Wie auch nach dem Anschlag auf den Berliner Breitscheidplatz erleben wir, dass Verwaltungen manchmal unsensibel gegenüber den Betroffenen handeln und ihre Schicksale zu wenig berücksichtigen. Bei allen Entscheidungen, in die wir mit einbezogen waren, haben wir immer darauf hingewiesen, dass man die außergewöhnlichen Umstände berücksichtigen muss. Die Behörden haben oft Entscheidungsspielräume.

Sie waren bei der Urteilsverkündung des OLG Naumburg am 21. Dezember 2020 in Magdeburg, wo der Prozess stattfand, vor Ort. Auch zuvor haben Sie mehrere Prozesstage direkt mitverfolgt. Wie bewerten Sie die gerichtliche Aufarbeitung des Anschlags?

Bei dem Prozess hat man gesehen, dass der Anschlag schreckliche Wunden hinterlassen hat. Viele Zeuginnen und Zeugen aus der Synagoge haben berichtet, wie es war, als der Attentäter minutenlang versucht hat, die Tür aufzuschießen – vor ihren Augen, sie konnten es ja auf dem Überwachungsmonitor sehen. Es bleibt ein Wunder, dass die Holztür gehalten und über 50 Menschen das Leben gerettet hat. Der Prozess war sehr wichtig für die Betroffenen, um das Geschehene verarbeiten zu können. Die Vorsitzende Richterin hat die Opfer in den Mittelpunkt gerückt, mit viel Empathie und sensiblen Nachfragen. Deshalb war dieser Prozess exemplarisch dafür, wie ein Terrorakt vor Gericht aufgearbeitet werden muss. Die Perspektive der Opfer in den Mittelpunkt zu stellen, war ein grundlegender Wandel im Vergleich zu früheren Verfahren, etwa dem NSU-Prozess. Diese Entwicklung begrüße ich ausdrücklich.

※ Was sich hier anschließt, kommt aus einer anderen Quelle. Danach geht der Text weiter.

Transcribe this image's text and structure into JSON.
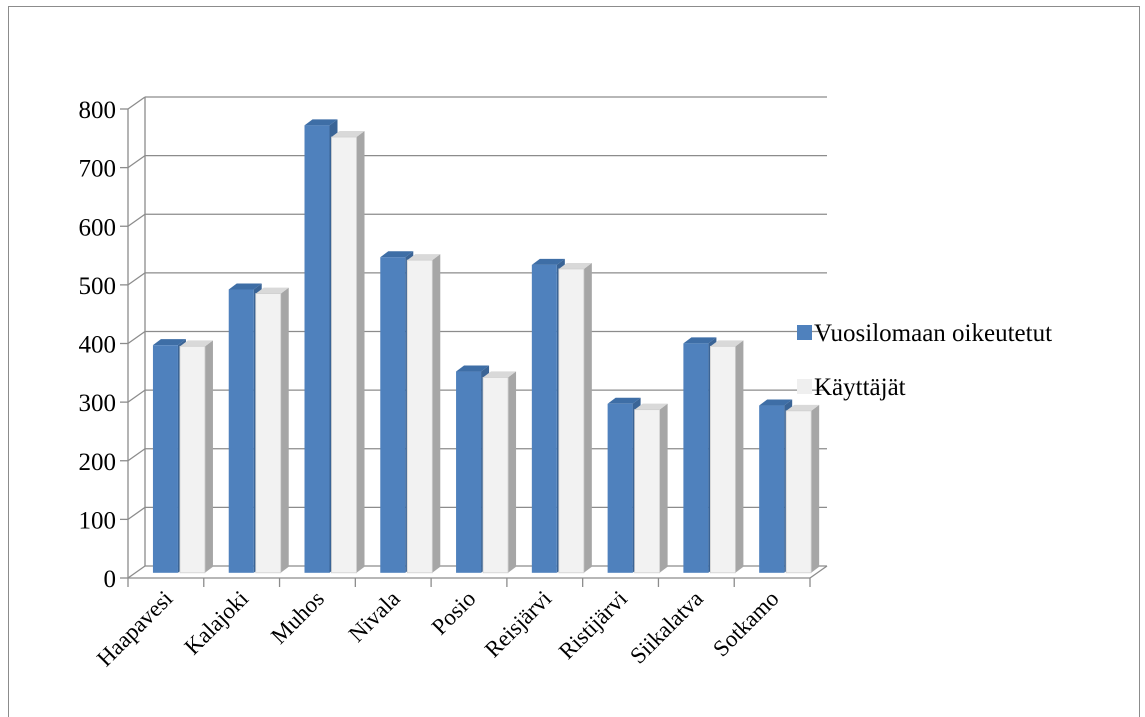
{
  "chart_data": {
    "type": "bar",
    "categories": [
      "Haapavesi",
      "Kalajoki",
      "Muhos",
      "Nivala",
      "Posio",
      "Reisjärvi",
      "Ristijärvi",
      "Siikalatva",
      "Sotkamo"
    ],
    "series": [
      {
        "name": "Vuosilomaan oikeutetut",
        "values": [
          390,
          485,
          765,
          540,
          345,
          527,
          290,
          393,
          287
        ],
        "color": "#4f81bd"
      },
      {
        "name": "Käyttäjät",
        "values": [
          388,
          478,
          745,
          535,
          335,
          520,
          280,
          388,
          278
        ],
        "color": "#f2f2f2"
      }
    ],
    "yticks": [
      "0",
      "100",
      "200",
      "300",
      "400",
      "500",
      "600",
      "700",
      "800"
    ],
    "ylim": [
      0,
      800
    ],
    "grid": true,
    "legend": "right",
    "style": "3d-clustered-column"
  }
}
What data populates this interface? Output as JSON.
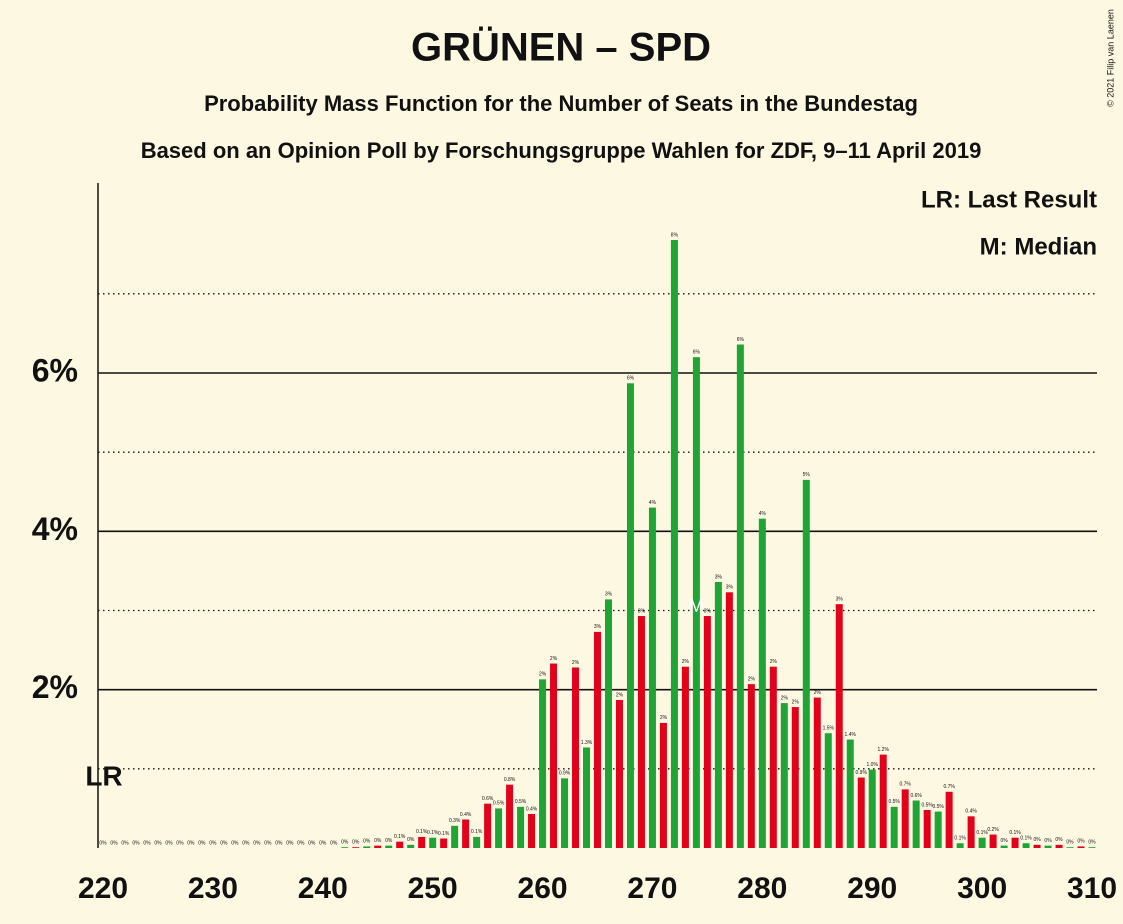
{
  "chart_data": {
    "type": "bar",
    "title": "GRÜNEN – SPD",
    "subtitle": "Probability Mass Function for the Number of Seats in the Bundestag",
    "subtitle2": "Based on an Opinion Poll by Forschungsgruppe Wahlen for ZDF, 9–11 April 2019",
    "copyright": "© 2021 Filip van Laenen",
    "legend": [
      "LR: Last Result",
      "M: Median"
    ],
    "x": [
      220,
      221,
      222,
      223,
      224,
      225,
      226,
      227,
      228,
      229,
      230,
      231,
      232,
      233,
      234,
      235,
      236,
      237,
      238,
      239,
      240,
      241,
      242,
      243,
      244,
      245,
      246,
      247,
      248,
      249,
      250,
      251,
      252,
      253,
      254,
      255,
      256,
      257,
      258,
      259,
      260,
      261,
      262,
      263,
      264,
      265,
      266,
      267,
      268,
      269,
      270,
      271,
      272,
      273,
      274,
      275,
      276,
      277,
      278,
      279,
      280,
      281,
      282,
      283,
      284,
      285,
      286,
      287,
      288,
      289,
      290,
      291,
      292,
      293,
      294,
      295,
      296,
      297,
      298,
      299,
      300,
      301,
      302,
      303,
      304,
      305,
      306,
      307,
      308,
      309,
      310
    ],
    "values": [
      0,
      0,
      0,
      0,
      0,
      0,
      0,
      0,
      0,
      0,
      0,
      0,
      0,
      0,
      0,
      0,
      0,
      0,
      0,
      0,
      0,
      0,
      0.01,
      0.01,
      0.02,
      0.03,
      0.03,
      0.08,
      0.04,
      0.14,
      0.13,
      0.12,
      0.28,
      0.36,
      0.14,
      0.56,
      0.5,
      0.8,
      0.52,
      0.43,
      2.13,
      2.33,
      0.88,
      2.28,
      1.27,
      2.73,
      3.14,
      1.87,
      5.87,
      2.93,
      4.3,
      1.58,
      7.68,
      2.29,
      6.2,
      2.93,
      3.36,
      3.23,
      6.36,
      2.07,
      4.16,
      2.29,
      1.83,
      1.78,
      4.65,
      1.9,
      1.45,
      3.08,
      1.37,
      0.89,
      0.99,
      1.18,
      0.52,
      0.74,
      0.6,
      0.48,
      0.46,
      0.71,
      0.06,
      0.4,
      0.13,
      0.17,
      0.03,
      0.13,
      0.06,
      0.04,
      0.03,
      0.04,
      0.01,
      0.02,
      0.01
    ],
    "value_labels": [
      "0%",
      "0%",
      "0%",
      "0%",
      "0%",
      "0%",
      "0%",
      "0%",
      "0%",
      "0%",
      "0%",
      "0%",
      "0%",
      "0%",
      "0%",
      "0%",
      "0%",
      "0%",
      "0%",
      "0%",
      "0%",
      "0%",
      "0%",
      "0%",
      "0%",
      "0%",
      "0%",
      "0.1%",
      "0%",
      "0.1%",
      "0.1%",
      "0.1%",
      "0.3%",
      "0.4%",
      "0.1%",
      "0.6%",
      "0.5%",
      "0.8%",
      "0.5%",
      "0.4%",
      "2%",
      "2%",
      "0.9%",
      "2%",
      "1.3%",
      "3%",
      "3%",
      "2%",
      "6%",
      "3%",
      "4%",
      "2%",
      "8%",
      "2%",
      "6%",
      "3%",
      "3%",
      "3%",
      "6%",
      "2%",
      "4%",
      "2%",
      "2%",
      "2%",
      "5%",
      "2%",
      "1.5%",
      "3%",
      "1.4%",
      "0.9%",
      "1.0%",
      "1.2%",
      "0.5%",
      "0.7%",
      "0.6%",
      "0.5%",
      "0.5%",
      "0.7%",
      "0.1%",
      "0.4%",
      "0.1%",
      "0.2%",
      "0%",
      "0.1%",
      "0.1%",
      "0%",
      "0%",
      "0%",
      "0%",
      "0%",
      "0%"
    ],
    "colors": [
      "#1fa535",
      "#e3001b"
    ],
    "xlim": [
      220,
      310
    ],
    "xticks": [
      220,
      230,
      240,
      250,
      260,
      270,
      280,
      290,
      300,
      310
    ],
    "ylim": [
      0,
      8.4
    ],
    "yticks": [
      {
        "value": 2,
        "label": "2%"
      },
      {
        "value": 4,
        "label": "4%"
      },
      {
        "value": 6,
        "label": "6%"
      }
    ],
    "minor_yticks": [
      1,
      3,
      5,
      7
    ],
    "last_result": {
      "x": 220,
      "label": "LR"
    },
    "median": {
      "x": 274,
      "label": "M"
    }
  }
}
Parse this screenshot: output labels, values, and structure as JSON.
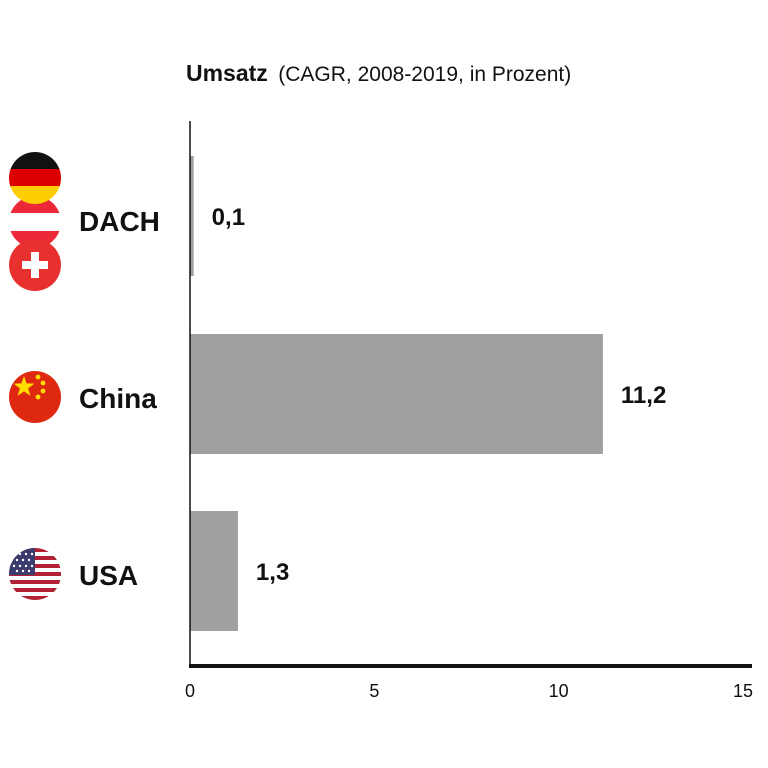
{
  "chart_data": {
    "type": "bar",
    "orientation": "horizontal",
    "title": "Umsatz",
    "subtitle": "(CAGR, 2008-2019, in Prozent)",
    "categories": [
      "DACH",
      "China",
      "USA"
    ],
    "values": [
      0.1,
      11.2,
      1.3
    ],
    "value_labels": [
      "0,1",
      "11,2",
      "1,3"
    ],
    "xlim": [
      0,
      15
    ],
    "x_ticks": [
      0,
      5,
      10,
      15
    ],
    "x_tick_labels": [
      "0",
      "5",
      "10",
      "15"
    ],
    "grid": false,
    "legend": "none",
    "category_icons": [
      [
        "germany-flag-icon",
        "austria-flag-icon",
        "switzerland-flag-icon"
      ],
      [
        "china-flag-icon"
      ],
      [
        "usa-flag-icon"
      ]
    ]
  },
  "colors": {
    "bar": "#a0a0a0",
    "axis": "#111111",
    "text": "#111111",
    "germany": [
      "#111111",
      "#dd0000",
      "#ffce00"
    ],
    "austria": "#ed2939",
    "switzerland": "#e8312f",
    "china": "#de2910",
    "china_star": "#ffde00",
    "usa_red": "#b22234",
    "usa_blue": "#3c3b6e"
  }
}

Wo sehen Sie weiteren Nachbesserungsbedarf bei der Betreuung von Opfern von Terrorakten?

Wir haben in Halle und nach den rassistischen Morden in Hanau gesehen, wie problematisch es ist, wenn materielle Schäden nicht ersetzt werden können. Wenn Geschäfte zu Tatorten werden, wie der Kiez-Döner in Halle und die Shisha-Bars in Hanau, dann bedroht das auch die wirtschaftliche Existenz der Betreiber. Ich habe mich als Opferbeauftragter dafür eingesetzt, dass es auch in solchen Fällen finanzielle Hilfen des Bundes gibt. Diese Pauschalen konnten wir rückwirkend einführen. Zudem konnten wir erreichen, dass die Reisekosten zum Prozess gegen den Attentäter von Halle teilweise vom Staat übernommen wurden, mit Beträgen von bis zu 1.200 Euro pro Person. Das war sehr wichtig, um den Nebenklägerinnen und Nebenklägern, die weiter weg leben, die Teilnahme am Prozess zu ermöglichen. Im Halle-Prozess konnten wir 22 solche Reisebeihilfen auszahlen.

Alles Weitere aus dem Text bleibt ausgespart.